OT
Gubbi said:
CISC has *zero* code size advantage over RISC. Compare ARM thumb or MIPS16 to x86 and you'll find the latter losing
Well sure, but condensed ISAs are hardly what one means when one says RISC. Of course Thumb and MIPS16 deserve the term "RISC" ISAs, because they are variations on "classic RISC" ISAs (and SuperH because it is so similar to Thumb and MIPS16), and incorporate many of the design insights of the RISC revolution. But they pointedly fail to have many of the features shared by all general-purpose RISC ISAs: fixed-length instructions (specifically fixed at 32 bits); 32 GPRs; and three operands on all arithmetic instructions.
ARM Thumb (in 16-bit mode), for example, only provides 8 GPRs, only 8-bits of offset on a conditional branch
and 11 on a jump, and so on. It's a nice ISA for many embedded applications, but it is completely unusable for general-purpose computing. And if it wasn't clear in my post, I was talking about general-purpose computing, where 8-bit immediate fields don't cut it. If you want to play this game, I can come up with an 8-bit microcontroller that blows Thumb or any other narrow-RISC ISA out of the water when it comes to code density. But it's pretty obviously irrelevant to whether CISC has a code density advantage over RISC in general-purpose use.
The average instruction size of the new x86-64 is 5 bytes per instruction
If you're referring to
this Paul DeMone post, then you follow his postings even more closely than I do.
But he later
makes it quite clear that this
almost 5 bytes/instruction figure is anomalous even for the brand-new x86-64 under GCC, and certainly for normal-case x86 under a real compiler. I'm not going to take the time to come up with a real figure, but it is obviously significantly less than 5 bytes.
-yes you can have a memory operand in there, but at the same time you only have a 2-adress instruction format, -and fewer registers, so you'll end up with more instructions shuffling data around than in a typical RISC.

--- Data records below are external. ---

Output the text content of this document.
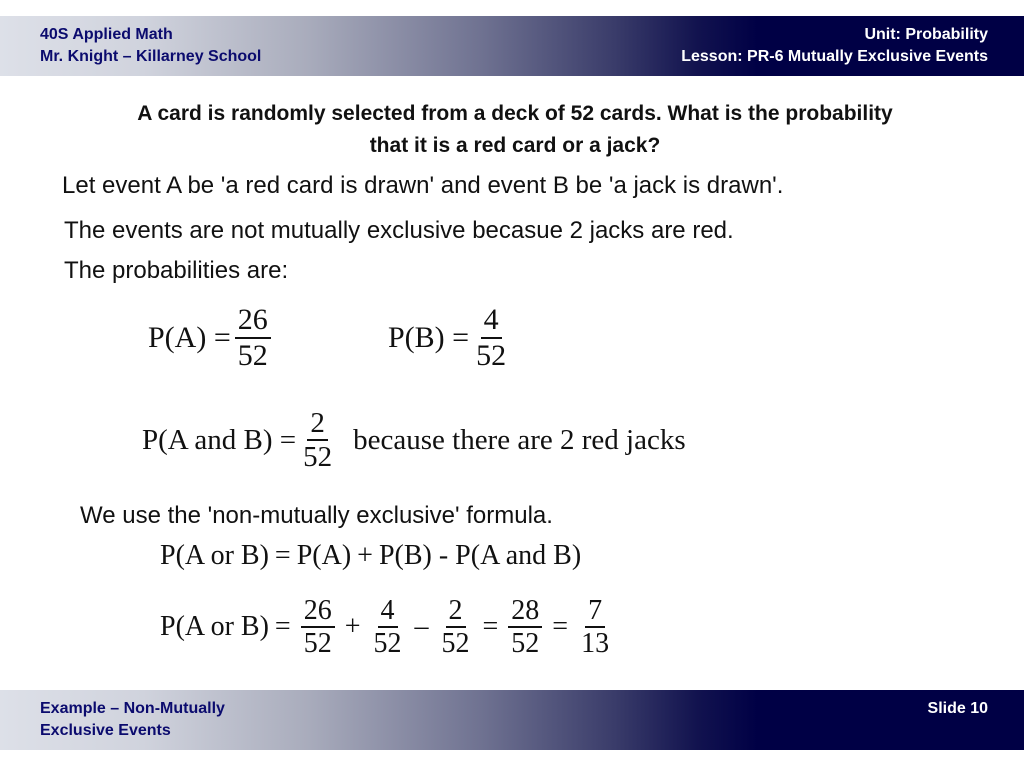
40S Applied Math
Mr. Knight – Killarney School
Unit: Probability
Lesson: PR-6 Mutually Exclusive Events
A card is randomly selected from a deck of 52 cards. What is the probability
that it is a red card or a jack?
Let event A be 'a red card is drawn' and event B be 'a jack is drawn'.
The events are not mutually exclusive becasue 2 jacks are red.
The probabilities are:
$P(A) = \frac{26}{52}$	$P(B) = \frac{4}{52}$
P(A and $B) = \frac{2}{52}$ because there are 2 red jacks
We use the 'non-mutually exclusive' formula.
P(A or B) = P(A) + P(B) - P(A and B)
P(A or $B) = \frac{26}{52} + \frac{4}{52} - \frac{2}{52} = \frac{28}{52} = \frac{7}{13}$
Example – Non-Mutually
Exclusive Events
Slide 10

The bottom line is that x86 has a significant code size advantage over a traditional RISC in general-purpose code, roughly 20% in the case of the SPEC suite. A quick search found me
this paper on dictionary compression of RISC ISAs. (Interestingly, IBM does a similar thing for some embedded RISC MPUs, rather than moving to a hybrid 16/32-bit ISA ala Thumb or MIPS16.) Check out page 9: uncompressed x86 code size averages 18% smaller than ARM and 29%
smaller than PowerPC for a large sample of SPEC95 subtests. Admittedly the figures aren't perfect, as AFAICT they represent (unlinked) binary size, rather than runtime code path size, which is what really matters. But they give a general idea.
In any case, the fact that x86 has a smaller runtime code size than all general-purpose RISCs is well established.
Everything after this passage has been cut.